About this blog

My only daughter's name is Clea. Clea was six years and nine months old and she was enjoying a family holiday in Samoa when the ocean surged as a wall, ten metres high, and drowned her. Many other people died that morning of 29 September 2009.
The other four members of her family survived the tsunami.
Life has never been the same since. It will never be the same. This blog features memories, reflections, poetry, etc...
Just let me stay with her under this moon,
hold her in my arms, spin her in the air,
with my dear daughter in some timeless swoon.

Monday 2 May 2016

The old house

This old building used to be my paternal grandmother’s house. Number 8, Calle Enrique Olmos, Valencia. Possibly nearing 80 years since the time it was built, it is a puzzle to me why it remains standing.

My recollections of the place are now remarkably indistinct: several flights of gloomy, stuffy stairs, an old wooden door and a small hall. Other than at Christmastime, I would rarely go there. One clear memory I do have, however, is to be standing on that balcony, calling out to my brother, or perhaps my cousins too, to come upstairs because the big Christmas lunch was going to get started.

I can hardly remember my paternal grandfather, my Iaio – he died when I was very young. But I do remember, and very well, my paternal grandmother. As a teenager I would see her often at the grocery shop she owned, the place where she worked very long hours. As she grew older and wearier, she would frequently choose to stay in the shop overnight instead of walking back to her Enrique Olmos house.

I actually think I held my first proper ‘job’ at her shop, helping restocking shelves and fridges, particularly on summer weekends, when we sold lots of bottles of beer, lemonade and Coke, as well packets of crisps, salted dried nuts and many other groceries. The pace could get frantic when we were nearing closing time, with everybody wanting to buy cold drinks and last-minute essentials. On more than one occasion we closed the shop past 2:30 pm.

Although I have no clear recollection of having done so, I must have pointed out the house to Clea during her only visit to my home town in July 2005, aged 2 and a half. Who knows if she actually understood what I was talking about when I explained it to her who Iaia Carmen had been.
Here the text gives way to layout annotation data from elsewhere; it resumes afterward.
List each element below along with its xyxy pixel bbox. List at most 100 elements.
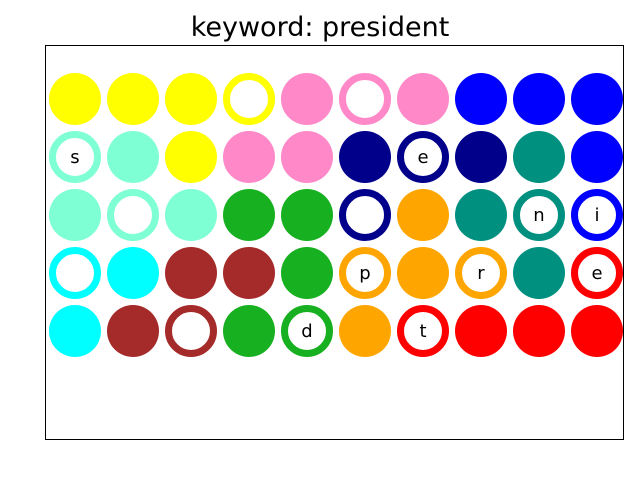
tile-r2-c8[interactable] (455, 131, 507, 183)
filled-tile (455, 73, 507, 125)
tile-r4-c2[interactable] (107, 247, 159, 299)
tile-r2-c3[interactable] (165, 131, 217, 183)
tile-letter: d (301, 321, 312, 342)
board-canvas: s e n i p r e d t (49, 73, 623, 357)
tile-r4-c9[interactable] (513, 247, 565, 299)
tile-r3-c5[interactable] (281, 189, 333, 241)
tile-r2-c6[interactable] (339, 131, 391, 183)
ring-tile (397, 131, 449, 183)
tile-r5-c6[interactable] (339, 305, 391, 357)
tile-r5-c4[interactable] (223, 305, 275, 357)
filled-tile (397, 189, 449, 241)
tile-r2-c5[interactable] (281, 131, 333, 183)
tile-r5-c5[interactable]: d (281, 305, 333, 357)
tile-r1-c6[interactable] (339, 73, 391, 125)
tile-r5-c1[interactable] (49, 305, 101, 357)
ring-tile (49, 247, 101, 299)
tile-r1-c1[interactable] (49, 73, 101, 125)
filled-tile (571, 73, 623, 125)
ring-tile (339, 73, 391, 125)
tile-r3-c10[interactable]: i (571, 189, 623, 241)
tile-r2-c9[interactable] (513, 131, 565, 183)
tile-r2-c10[interactable] (571, 131, 623, 183)
filled-tile (513, 131, 565, 183)
ring-tile (223, 73, 275, 125)
tile-r4-c6[interactable]: p (339, 247, 391, 299)
tile-r1-c3[interactable] (165, 73, 217, 125)
tile-r5-c2[interactable] (107, 305, 159, 357)
ring-tile (571, 189, 623, 241)
filled-tile (107, 73, 159, 125)
tile-r1-c9[interactable] (513, 73, 565, 125)
tile-r4-c8[interactable]: r (455, 247, 507, 299)
tile-r1-c7[interactable] (397, 73, 449, 125)
tile-r3-c9[interactable]: n (513, 189, 565, 241)
filled-tile (455, 131, 507, 183)
tile-r4-c4[interactable] (223, 247, 275, 299)
filled-tile (49, 305, 101, 357)
filled-tile (165, 189, 217, 241)
filled-tile (107, 247, 159, 299)
tile-r2-c4[interactable] (223, 131, 275, 183)
ring-tile (165, 305, 217, 357)
filled-tile (455, 305, 507, 357)
tile-r3-c7[interactable] (397, 189, 449, 241)
filled-tile (397, 247, 449, 299)
tile-r1-c10[interactable] (571, 73, 623, 125)
tile-r5-c7[interactable]: t (397, 305, 449, 357)
tile-letter: i (594, 205, 599, 226)
tile-r5-c10[interactable] (571, 305, 623, 357)
filled-tile (281, 247, 333, 299)
tile-r4-c1[interactable] (49, 247, 101, 299)
tile-r5-c8[interactable] (455, 305, 507, 357)
ring-tile (571, 247, 623, 299)
tile-r2-c1[interactable]: s (49, 131, 101, 183)
tile-r1-c4[interactable] (223, 73, 275, 125)
tile-r3-c3[interactable] (165, 189, 217, 241)
ring-tile (397, 305, 449, 357)
tile-r4-c5[interactable] (281, 247, 333, 299)
tile-r3-c2[interactable] (107, 189, 159, 241)
tile-r3-c6[interactable] (339, 189, 391, 241)
tile-letter: r (477, 263, 485, 284)
filled-tile (107, 131, 159, 183)
filled-tile (165, 73, 217, 125)
tile-r5-c9[interactable] (513, 305, 565, 357)
tile-r4-c10[interactable]: e (571, 247, 623, 299)
filled-tile (513, 73, 565, 125)
tile-r3-c1[interactable] (49, 189, 101, 241)
tile-r1-c8[interactable] (455, 73, 507, 125)
filled-tile (339, 305, 391, 357)
tile-letter: s (70, 147, 79, 168)
tile-r4-c3[interactable] (165, 247, 217, 299)
tile-r3-c4[interactable] (223, 189, 275, 241)
tile-r1-c5[interactable] (281, 73, 333, 125)
filled-tile (397, 73, 449, 125)
ring-tile (339, 189, 391, 241)
filled-tile (281, 73, 333, 125)
ring-tile (339, 247, 391, 299)
filled-tile (223, 131, 275, 183)
filled-tile (165, 247, 217, 299)
filled-tile (223, 247, 275, 299)
tile-letter: e (417, 147, 428, 168)
filled-tile (513, 305, 565, 357)
tile-r2-c7[interactable]: e (397, 131, 449, 183)
filled-tile (49, 189, 101, 241)
tile-letter: n (533, 205, 544, 226)
puzzle-title: keyword: president (190, 12, 450, 43)
tile-r1-c2[interactable] (107, 73, 159, 125)
ring-tile (513, 189, 565, 241)
filled-tile (49, 73, 101, 125)
filled-tile (223, 305, 275, 357)
filled-tile (571, 305, 623, 357)
tile-r2-c2[interactable] (107, 131, 159, 183)
tile-r5-c3[interactable] (165, 305, 217, 357)
tile-letter: p (359, 263, 370, 284)
ring-tile (49, 131, 101, 183)
filled-tile (455, 189, 507, 241)
tile-r3-c8[interactable] (455, 189, 507, 241)
tile-r4-c7[interactable] (397, 247, 449, 299)
filled-tile (281, 131, 333, 183)
filled-tile (223, 189, 275, 241)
To me, it is completely absurd for an old uninhabited house to endure like this for years. The home of Clea’s great-grandmother is still standing many years after her death, while my little one was buried when she was six and nine months old. For quite unexplainable reasons, I sort of resent this old house now. It should have fallen down years ago, should it not?


The vagaries of death, decay and destruction seem quite incomprehensible and whimsical. The absurdity of it all is baffling.